For weeks I walked through a parking lot and saw this car with a dozen or so air freshners hanging from its rearview mirror. I was writing a short fantasy story about a cult leader so I thought a little about Stephen King's The Stand and came up with something I think is really good.
A lone man walked. His boots hit the black highway dispersing
the heat haze that hung above its surface.
Faded and torn jeans clung to his sweaty legs. A belt buckle made of white bone seemed to
glow in the sun and heat. He walked like
a man with a path to follow. Each step
had a purpose. A white shirt,
strategically stained with sweat, was open showing the muscles of his stomach
and chest. A brown suede jacket hung
from his hand like a dead animal. The
hot afternoon sun touched his tanned skin in waves of immense heat that never
seemed to stop. Sweat ran down his face,
grew pregnant on a hard jaw line and dropped only to be evaporated into the hot
breathless air before reaching the black asphalt. His sandy brown hair fell almost to his
shoulders and was drenched in perspiration.
Tiny droplets fell and joined the others in the fabric of his shirt. Blue eyes squinted and looked forward.
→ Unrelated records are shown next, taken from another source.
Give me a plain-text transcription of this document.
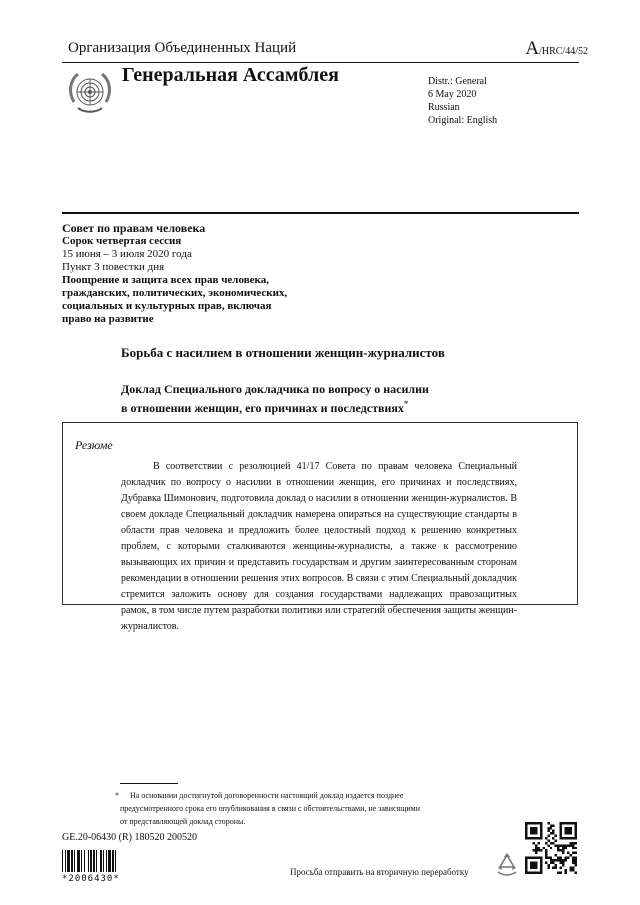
Организация Объединенных Наций	A/HRC/44/52
Генеральная Ассамблея	Distr.: General
6 May 2020
Russian
Original: English
Совет по правам человека
Сорок четвертая сессия
15 июня – 3 июля 2020 года
Пункт 3 повестки дня
Поощрение и защита всех прав человека,
гражданских, политических, экономических,
социальных и культурных прав, включая
право на развитие
Борьба с насилием в отношении женщин-журналистов
Доклад Специального докладчика по вопросу о насилии
в отношении женщин, его причинах и последствиях*
Резюме
В соответствии с резолюцией 41/17 Совета по правам человека Специальный докладчик по вопросу о насилии в отношении женщин, его причинах и последствиях, Дубравка Шимонович, подготовила доклад о насилии в отношении женщин-журналистов. В своем докладе Специальный докладчик намерена опираться на существующие стандарты в области прав человека и предложить более целостный подход к решению конкретных проблем, с которыми сталкиваются женщины-журналисты, а также к рассмотрению вызывающих их причин и представить государствам и другим заинтересованным сторонам рекомендации в отношении решения этих вопросов. В связи с этим Специальный докладчик стремится заложить основу для создания государствами надлежащих правозащитных рамок, в том числе путем разработки политики или стратегий обеспечения защиты женщин-журналистов.
* На основании достигнутой договоренности настоящий доклад издается позднее
предусмотренного срока его опубликования в связи с обстоятельствами, не зависящими
от представляющей доклад стороны.
GE.20-06430 (R) 180520 200520
*2006430*
Просьба отправить на вторичную переработку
Stretched out on either side of the long
highway was a Southwestern American desert.
Cacti took whatever liquid they could get from the scorched sandy
earth. Rocks were scattered about as if
play pieces from a child’s game abandoned and forgotten. There was nothing close by with the promise
of shade. The trees were sparse and
leafless. The only wind was hotter than the
air. Perched on a sign, too faded to
read, a black raven called out his name.
Somewhere amongst the rocks there was a rattling. His tongue teased his cracked lips. He was a lone man. He walked alone through the valley of death
and indeed, he feared no evil.
“Pony, eh, you alright man?” The words came through the juicy smacking of
gum.
Pony Rayne blinked. The back of his hand wiped drool from his cheek. The passenger heat vent was pointed directly
at his face blowing hot air against him.
He looked outside the pick-up truck at the once grassy ditch going by
now covered in a dusting of snow. A key
chain made of beads rattled off the steering column. A woman’s voice sang a country song about
independence and being a strong woman. A
collection of air fresheners hung from the rear-view mirror. A dozen or so pine trees of dark and light
green, yellow, blue, and white, a red maple leaf, a brown pine cone with a big
green leaf, and one of the Tasmanian Devil from old Looney Tunes cartoons had
all done their job at some time. A new
orange pine tree with the word coconut written on it was trying. The first smell Pony got was stale sweat and
cheese crackers.
“You were making noises in your sleep,”
Ideas. You never really know where they come from. You just get a slap in the face and give praise. "Mornin' Mr. Writer. Write me now!"